STAN MCCHRYSTAL’S NIGHTMARE COMES TRUE – Retired four-star general Stan McChrystal – who commanded the U.S. and International Security Assistance Forces (ISAF) in Afghanistan has gone and done something he said he never wanted to do. In a LinkedIn post announcing the general’s new Masterclass series on leadership, the former Joint Special Operations Commander says “standing in front of a camera—while a twenty-something photographer tells me what to do with my arms and what expression to wear - is about as close to a nightmare as I can imagine.” While all the glam that comes with packaging leadership lessons into a class may not have been his “mental image of a career soldier”, McChrystal seems to be doing pretty well since retiring – advising boards and companies across the country on the secrets to managing turbulent times. It turns out that the military isn’t the only place where building stronger teams to face uncertainty with confidence is in high demand these days.

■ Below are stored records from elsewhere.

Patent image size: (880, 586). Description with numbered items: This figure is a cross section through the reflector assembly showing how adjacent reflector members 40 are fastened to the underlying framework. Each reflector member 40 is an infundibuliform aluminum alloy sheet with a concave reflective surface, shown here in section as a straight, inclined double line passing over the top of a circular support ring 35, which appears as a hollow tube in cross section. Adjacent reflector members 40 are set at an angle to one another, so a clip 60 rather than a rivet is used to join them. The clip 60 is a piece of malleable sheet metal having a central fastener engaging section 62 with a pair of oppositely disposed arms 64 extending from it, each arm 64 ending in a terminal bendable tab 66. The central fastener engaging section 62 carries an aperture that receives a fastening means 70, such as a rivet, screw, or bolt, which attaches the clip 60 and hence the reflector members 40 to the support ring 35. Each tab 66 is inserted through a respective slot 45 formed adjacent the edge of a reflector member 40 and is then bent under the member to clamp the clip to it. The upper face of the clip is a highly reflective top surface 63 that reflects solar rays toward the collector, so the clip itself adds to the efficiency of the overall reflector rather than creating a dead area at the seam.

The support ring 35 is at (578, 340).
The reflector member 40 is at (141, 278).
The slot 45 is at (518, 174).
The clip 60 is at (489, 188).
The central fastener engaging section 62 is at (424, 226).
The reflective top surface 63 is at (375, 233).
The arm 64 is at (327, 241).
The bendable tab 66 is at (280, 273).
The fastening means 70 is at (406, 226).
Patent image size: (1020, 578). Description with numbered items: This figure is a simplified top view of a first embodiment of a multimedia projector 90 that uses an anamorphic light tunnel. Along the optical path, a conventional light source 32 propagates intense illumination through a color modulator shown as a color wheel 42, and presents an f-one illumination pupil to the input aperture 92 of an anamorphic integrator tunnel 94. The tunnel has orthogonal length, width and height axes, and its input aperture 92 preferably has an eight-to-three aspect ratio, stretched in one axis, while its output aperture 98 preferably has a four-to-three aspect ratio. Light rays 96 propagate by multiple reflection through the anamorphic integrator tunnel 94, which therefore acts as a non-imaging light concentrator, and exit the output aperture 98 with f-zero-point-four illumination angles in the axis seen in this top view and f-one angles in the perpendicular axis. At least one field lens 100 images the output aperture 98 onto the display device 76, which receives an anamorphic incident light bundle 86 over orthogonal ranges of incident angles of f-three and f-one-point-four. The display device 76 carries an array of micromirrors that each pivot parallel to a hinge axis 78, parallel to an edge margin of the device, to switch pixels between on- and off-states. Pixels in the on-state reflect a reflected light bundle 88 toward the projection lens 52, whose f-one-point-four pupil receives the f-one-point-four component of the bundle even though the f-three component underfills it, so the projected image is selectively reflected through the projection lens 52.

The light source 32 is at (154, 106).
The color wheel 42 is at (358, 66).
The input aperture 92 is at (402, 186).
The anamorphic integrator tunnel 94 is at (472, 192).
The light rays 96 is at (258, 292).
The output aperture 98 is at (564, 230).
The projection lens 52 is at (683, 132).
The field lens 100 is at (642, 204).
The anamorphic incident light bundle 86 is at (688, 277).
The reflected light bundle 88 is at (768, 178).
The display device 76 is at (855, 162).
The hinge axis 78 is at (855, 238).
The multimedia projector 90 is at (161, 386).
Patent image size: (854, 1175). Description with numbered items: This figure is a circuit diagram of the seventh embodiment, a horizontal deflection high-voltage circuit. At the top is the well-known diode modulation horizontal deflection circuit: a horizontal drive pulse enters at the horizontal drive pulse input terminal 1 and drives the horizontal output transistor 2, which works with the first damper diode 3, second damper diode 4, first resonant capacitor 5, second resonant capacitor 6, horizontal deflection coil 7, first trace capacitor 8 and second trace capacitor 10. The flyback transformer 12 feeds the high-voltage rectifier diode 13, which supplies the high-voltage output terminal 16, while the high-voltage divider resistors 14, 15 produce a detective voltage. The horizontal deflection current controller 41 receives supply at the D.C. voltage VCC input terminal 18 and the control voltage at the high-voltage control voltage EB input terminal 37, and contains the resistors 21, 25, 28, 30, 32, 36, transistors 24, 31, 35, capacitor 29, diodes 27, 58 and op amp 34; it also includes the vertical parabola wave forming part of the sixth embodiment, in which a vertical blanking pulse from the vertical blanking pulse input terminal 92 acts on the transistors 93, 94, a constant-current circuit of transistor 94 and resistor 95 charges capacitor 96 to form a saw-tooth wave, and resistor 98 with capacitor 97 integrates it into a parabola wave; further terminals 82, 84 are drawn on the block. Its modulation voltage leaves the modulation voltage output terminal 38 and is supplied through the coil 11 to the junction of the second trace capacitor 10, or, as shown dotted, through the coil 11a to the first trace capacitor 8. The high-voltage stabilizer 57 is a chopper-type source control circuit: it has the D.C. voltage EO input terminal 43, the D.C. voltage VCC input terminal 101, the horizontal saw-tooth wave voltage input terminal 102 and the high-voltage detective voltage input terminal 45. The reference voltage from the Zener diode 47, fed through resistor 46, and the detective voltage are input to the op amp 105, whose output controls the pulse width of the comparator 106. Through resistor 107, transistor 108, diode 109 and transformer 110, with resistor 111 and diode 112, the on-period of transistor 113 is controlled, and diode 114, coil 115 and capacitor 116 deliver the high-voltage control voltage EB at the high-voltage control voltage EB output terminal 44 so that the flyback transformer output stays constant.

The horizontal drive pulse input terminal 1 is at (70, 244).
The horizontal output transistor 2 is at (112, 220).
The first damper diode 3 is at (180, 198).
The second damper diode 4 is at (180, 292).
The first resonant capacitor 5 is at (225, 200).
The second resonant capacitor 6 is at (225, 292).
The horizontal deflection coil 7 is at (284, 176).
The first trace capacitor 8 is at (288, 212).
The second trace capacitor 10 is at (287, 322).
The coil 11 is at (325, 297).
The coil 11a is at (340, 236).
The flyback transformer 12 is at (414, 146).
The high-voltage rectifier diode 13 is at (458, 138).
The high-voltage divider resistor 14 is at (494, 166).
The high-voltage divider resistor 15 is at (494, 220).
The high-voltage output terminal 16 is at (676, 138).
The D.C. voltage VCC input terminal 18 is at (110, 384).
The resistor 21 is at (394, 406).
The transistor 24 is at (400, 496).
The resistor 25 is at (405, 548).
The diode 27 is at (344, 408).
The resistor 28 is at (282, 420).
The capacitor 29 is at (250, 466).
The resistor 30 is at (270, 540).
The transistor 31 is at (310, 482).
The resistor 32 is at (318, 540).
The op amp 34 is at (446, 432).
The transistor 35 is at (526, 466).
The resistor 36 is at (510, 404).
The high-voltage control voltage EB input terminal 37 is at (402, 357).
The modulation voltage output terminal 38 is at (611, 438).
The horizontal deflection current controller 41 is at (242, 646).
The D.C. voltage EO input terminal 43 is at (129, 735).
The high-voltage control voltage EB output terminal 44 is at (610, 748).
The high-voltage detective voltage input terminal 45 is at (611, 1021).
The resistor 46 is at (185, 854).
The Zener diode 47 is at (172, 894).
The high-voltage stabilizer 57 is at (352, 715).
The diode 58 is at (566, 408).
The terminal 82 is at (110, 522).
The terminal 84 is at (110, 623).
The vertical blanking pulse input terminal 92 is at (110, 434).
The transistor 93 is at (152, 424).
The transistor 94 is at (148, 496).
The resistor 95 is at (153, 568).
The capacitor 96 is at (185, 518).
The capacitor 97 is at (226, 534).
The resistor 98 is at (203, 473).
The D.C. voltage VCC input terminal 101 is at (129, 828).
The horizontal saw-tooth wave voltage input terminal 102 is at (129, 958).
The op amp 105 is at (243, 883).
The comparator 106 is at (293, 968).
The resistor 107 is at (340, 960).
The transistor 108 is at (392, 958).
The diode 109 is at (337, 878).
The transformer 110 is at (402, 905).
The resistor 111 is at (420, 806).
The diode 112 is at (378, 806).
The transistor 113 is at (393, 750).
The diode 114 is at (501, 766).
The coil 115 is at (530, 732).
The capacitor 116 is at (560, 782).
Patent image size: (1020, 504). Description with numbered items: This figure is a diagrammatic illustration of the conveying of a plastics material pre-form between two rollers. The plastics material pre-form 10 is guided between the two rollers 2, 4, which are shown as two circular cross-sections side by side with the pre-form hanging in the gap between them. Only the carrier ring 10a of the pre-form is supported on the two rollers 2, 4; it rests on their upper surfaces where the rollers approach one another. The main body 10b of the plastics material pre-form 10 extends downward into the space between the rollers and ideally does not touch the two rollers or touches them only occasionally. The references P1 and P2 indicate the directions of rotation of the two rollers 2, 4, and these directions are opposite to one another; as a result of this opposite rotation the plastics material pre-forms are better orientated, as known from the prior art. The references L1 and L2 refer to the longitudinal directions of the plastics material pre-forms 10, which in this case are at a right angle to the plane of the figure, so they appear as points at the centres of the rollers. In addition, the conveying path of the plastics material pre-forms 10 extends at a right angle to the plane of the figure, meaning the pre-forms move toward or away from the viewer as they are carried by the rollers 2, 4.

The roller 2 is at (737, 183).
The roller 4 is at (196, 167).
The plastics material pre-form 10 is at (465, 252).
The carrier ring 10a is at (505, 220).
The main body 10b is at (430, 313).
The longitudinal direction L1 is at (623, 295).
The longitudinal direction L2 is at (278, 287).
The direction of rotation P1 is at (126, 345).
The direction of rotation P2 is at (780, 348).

THE MOTHERSHIP HAS LANDED -- Task & Purpose confirms that the U.S. military’s favorite “nothing-to-see-here” spy ship has popped up in the Caribbean, and everyone’s pretending not to notice. The MV Ocean Trader - a cargo ship turned special ops Airbnb - was confirmed by Military Sealift Command to be in the region. Mission? Well, Special Operations Command declined to comment, which in Pentagon-speak usually means: “Yep, it’s doing exactly what you think it’s doing.” The ship has a colorful résumé. Once just another roll-on/roll-off cargo hauler named MV Cragside, it was quietly transformed into a floating barracks, command post, and covert launchpad for special forces. It can house 159 operators plus crew, loiter for 45 days, and launch zodiacs to chase cartel drug boats—exactly the kind of work the U.S. has been busy doing since August, blowing up three smuggling vessels and killing 17 traffickers. Not bad for a ship that’s supposed to blend in with merchant traffic like some undercover cop in a Hawaiian shirt. Open-source sleuths have already spotted the ship near St. Kitts and St. Croix—satellite imagery, Reddit posts, the whole OSINT circus. Meanwhile, naval analysts note that disguising warships as commercial vessels isn’t new; it goes back to WWII and got plenty of play during the Global War on Terror.
RELATIONSHIP STATUS: IT’S COMPLICATED: Israeli authorities say they’ve nabbed an American-Israeli dual citizen, who allegedly thought moonlighting as an amateur spy for Tehran would be a smart life choice. According to Shin Bet and Israeli police, Yaakov Perl wasn’t just posting cranky anti-Zionist takes online—he was also allegedly feeding Iran info about Israeli officials (including former IDF Chief of Staff Herzi Halevi and firebrand minister Itamar Ben Gvir) and filming random streets like some kind of budget TikTok operative. Israel says Perl was motivated by ideology, not cash, though Israelis say crypto deposits were made. Perl hasn’t yet publicly said whether he’s guilty of all of these charges or not. The U.S. State Department is dutifully repeating its “safety of U.S. citizens is our top priority” boilerplate language, while declining to say much else. For context, Perl is hardly alone—since October 7th, Israeli police have opened more than 25 Iran-linked spy cases and hauled in about 46 suspects. Translation: Iran seems to be running a clearance sale on espionage schemes.